A circadian clock regulates sensitivity to cadmium in Paramecium tetraurelia.

A circadian clock regulates sensitivity to cadmium in Paramecium tetraurelia.
Hinrichsen RD, Tran JR.
Cell Biol Toxicol. 2010 Jan 27. [Epub ahead of print]

Department of Biology, Indiana University of Pennsylvania, 975 Oakland Avenue, Indiana, PA, 15705, USA, bhinrich@iup.edu.

The heavy metal cadmium is a dangerous environmental toxicant that can be lethal to humans and other organisms.
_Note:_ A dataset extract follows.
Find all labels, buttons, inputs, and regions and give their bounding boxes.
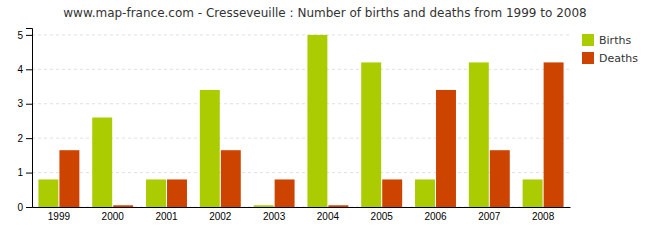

This paper demonstrates that cadmium is lethal to the ciliated protozoan Paramecium tetraurelia and that a circadian clock modulates the sensitivity of the cells to cadmium. Various concentrations of cadmium were shown to increase the number of behavioral responses, decrease the swimming speed of cells, and generate large vacuole formation in cells prior to death. Cells were grown in either 12-h light/12-h dark or constant dark conditions exhibited a toxic response to 500 muM CdCl(2); the sensitivity of the response was found to vary with a 24-h periodicity. Cells were most sensitive to cadmium at circadian time 0 (CT0), while they were least sensitive in the early evening (CT12). This rhythm persisted even when the cells were grown in constant dark. The oscillation in cadmium sensitivity was shown to be temperature-compensated; cells grown at 18 degrees C and 28 degrees C had a similar 24-h oscillation. Finally, phase shifting experiments demonstrated a phase-dependent response to light. These data establish the criteria required for a circadian clock and demonstrate that P. tetraurelia possesses a circadian-influenced regulatory component of the cadmium toxic response. The Paramecium system is shown to be an excellent model system for the study of the effects of biological rhythms on heavy metal toxicity.